Parallel to healthcare resource utilization, the VFC review may also affect patients perspectives, warranting further research in patient satisfaction and experiences. In this regard, the experiences of healthcare professionals with newly introduced workflows should also be considered, as these changes often significantly impact their daily routines. These insights can aid successful integration of new workflows into daily clinical practice. Furthermore, studies focusing on specific treatment pathways and patient journeys are needed. This knowledge may provide insights in how specific pathways can be further tailored to fit varying needs of patients with different injuries. For example, patients who have more anxiety regarding their recovery may prefer face-to-face consultation over teleconsultation. Incorporating such patient preferences could enhance patient-friendliness and fit of treatment. Finally, a detailed cost-effectiveness analysis would be needed to determine the effect of the VFC review protocol on societal and hospital costs.
Conclusion
The utilization of a VFC review protocol for management of adult patients (aged ≥18 years) with MIE requiring semi-acute surgery improves efficiency compared to traditional treatment protocols.
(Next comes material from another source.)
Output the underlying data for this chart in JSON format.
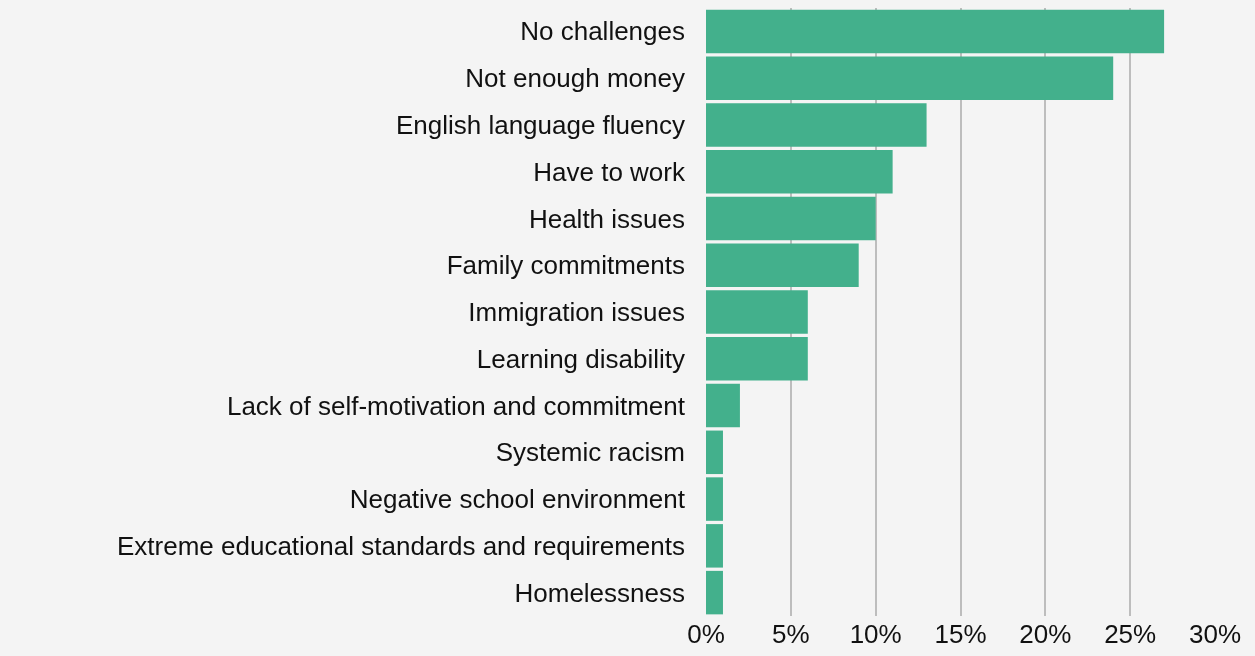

By utilizing unified treatment pathways, organized and detailed collective review of patients by a multidisciplinary team, and complete treatment scheduling, secondary healthcare utilization was optimized. This included a 21% reduction of follow-up appointments, a shift from face-to-face remote delivery of care, fewer radiographs, improved time scheduling of surgery, and a 56% reduction of ED reattendances. This knowledge may aid clinicians in optimizing follow-up treatment pathways, providing uniform treatment and maintain quality of care while alleviating the increasing pressure on Dutch trauma care.